Une première licorne pour la cybersécurité française ?
Avec Insight Partners, la pépite française s’associe à un fonds capable de les accompagner partout. » Contrairement à d’autres fonds, ils nous donnent accès à leurs équipes de 500 personnes, capables de nous aider sur pratiquement tout, du marketing à la R&D. », raconte Samuel Hassine.
Si elle réussit son pari, Filigran deviendrait l’une des rares start-up française à réussir sa pénétration sur le marché américain. Plus généralement, ce serait une réussite très attendue pour l’écosystème français de la cybersécurité, qui peine à pousser ses champions au-delà des frontières de l’Europe, la faute à la concurrence américaine et israélienne.
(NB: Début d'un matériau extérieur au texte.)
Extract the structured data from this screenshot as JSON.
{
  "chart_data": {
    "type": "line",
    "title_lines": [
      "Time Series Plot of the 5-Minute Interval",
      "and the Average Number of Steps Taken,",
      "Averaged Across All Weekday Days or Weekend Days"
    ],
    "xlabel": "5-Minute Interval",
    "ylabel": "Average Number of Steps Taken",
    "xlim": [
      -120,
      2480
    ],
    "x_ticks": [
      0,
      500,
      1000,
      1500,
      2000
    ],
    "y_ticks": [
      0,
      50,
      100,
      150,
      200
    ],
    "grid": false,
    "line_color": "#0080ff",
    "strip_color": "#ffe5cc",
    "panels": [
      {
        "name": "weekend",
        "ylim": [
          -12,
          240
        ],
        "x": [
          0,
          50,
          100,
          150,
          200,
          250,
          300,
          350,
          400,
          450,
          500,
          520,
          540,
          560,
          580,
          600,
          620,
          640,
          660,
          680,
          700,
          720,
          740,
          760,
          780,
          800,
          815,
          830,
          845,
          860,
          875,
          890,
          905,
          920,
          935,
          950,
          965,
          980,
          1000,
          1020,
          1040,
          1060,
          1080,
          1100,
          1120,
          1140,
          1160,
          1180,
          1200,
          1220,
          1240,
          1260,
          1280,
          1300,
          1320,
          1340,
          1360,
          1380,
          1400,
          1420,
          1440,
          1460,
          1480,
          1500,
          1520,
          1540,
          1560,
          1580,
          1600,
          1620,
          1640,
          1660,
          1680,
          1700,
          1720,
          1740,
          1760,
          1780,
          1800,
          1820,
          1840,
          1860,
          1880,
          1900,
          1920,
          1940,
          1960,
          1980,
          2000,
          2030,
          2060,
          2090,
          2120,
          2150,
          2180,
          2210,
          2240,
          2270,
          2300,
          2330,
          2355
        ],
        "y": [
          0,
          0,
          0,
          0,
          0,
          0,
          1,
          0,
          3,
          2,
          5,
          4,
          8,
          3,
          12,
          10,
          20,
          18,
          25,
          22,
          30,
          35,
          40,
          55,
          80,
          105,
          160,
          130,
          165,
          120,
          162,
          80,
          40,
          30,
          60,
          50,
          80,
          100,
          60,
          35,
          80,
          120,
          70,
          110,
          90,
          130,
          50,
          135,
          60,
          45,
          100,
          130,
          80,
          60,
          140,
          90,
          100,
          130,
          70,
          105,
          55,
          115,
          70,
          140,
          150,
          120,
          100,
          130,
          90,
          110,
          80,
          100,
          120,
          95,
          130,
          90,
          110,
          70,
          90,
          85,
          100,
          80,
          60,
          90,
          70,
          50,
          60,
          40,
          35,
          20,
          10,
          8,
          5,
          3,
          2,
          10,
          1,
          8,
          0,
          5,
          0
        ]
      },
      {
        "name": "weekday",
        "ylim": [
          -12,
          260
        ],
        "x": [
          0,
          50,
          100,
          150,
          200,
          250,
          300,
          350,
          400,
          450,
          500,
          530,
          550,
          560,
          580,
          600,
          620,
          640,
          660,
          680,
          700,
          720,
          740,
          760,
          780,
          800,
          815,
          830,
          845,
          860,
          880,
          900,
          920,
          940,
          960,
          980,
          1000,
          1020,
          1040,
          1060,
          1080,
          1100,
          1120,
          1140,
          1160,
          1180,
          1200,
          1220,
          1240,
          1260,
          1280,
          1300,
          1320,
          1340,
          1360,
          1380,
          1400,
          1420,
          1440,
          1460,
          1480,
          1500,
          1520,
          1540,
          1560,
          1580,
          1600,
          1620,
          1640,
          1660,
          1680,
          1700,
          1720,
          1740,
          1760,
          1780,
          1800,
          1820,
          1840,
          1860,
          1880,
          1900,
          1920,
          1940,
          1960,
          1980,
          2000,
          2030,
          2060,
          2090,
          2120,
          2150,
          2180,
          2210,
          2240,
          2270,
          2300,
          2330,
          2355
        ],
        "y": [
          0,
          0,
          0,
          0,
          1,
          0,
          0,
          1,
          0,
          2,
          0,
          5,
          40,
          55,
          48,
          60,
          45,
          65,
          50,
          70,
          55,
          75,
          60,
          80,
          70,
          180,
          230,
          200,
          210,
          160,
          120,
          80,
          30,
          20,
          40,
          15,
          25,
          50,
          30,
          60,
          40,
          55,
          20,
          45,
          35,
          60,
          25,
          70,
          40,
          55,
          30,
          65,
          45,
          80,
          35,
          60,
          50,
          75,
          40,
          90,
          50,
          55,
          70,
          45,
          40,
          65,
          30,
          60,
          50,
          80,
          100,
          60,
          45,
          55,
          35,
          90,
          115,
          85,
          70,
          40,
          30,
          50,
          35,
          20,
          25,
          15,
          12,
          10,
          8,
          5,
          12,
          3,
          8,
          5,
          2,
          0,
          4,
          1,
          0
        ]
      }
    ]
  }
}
De là à devenir la première licorne de la cybersécurité française ? Pour le moment, Samuel Hassine refuse de communiquer la valorisation de sa start-up. « Je peux simplement dire que nous ne sommes pas sur les valorisations démesurées d’AI et que nous sommes à des niveaux de dissolution de nos titres qui nous conviennent. Mais nous communiquerons notre valorisation si nous devenons une licorne », promet-il, en signe de ses ambitions.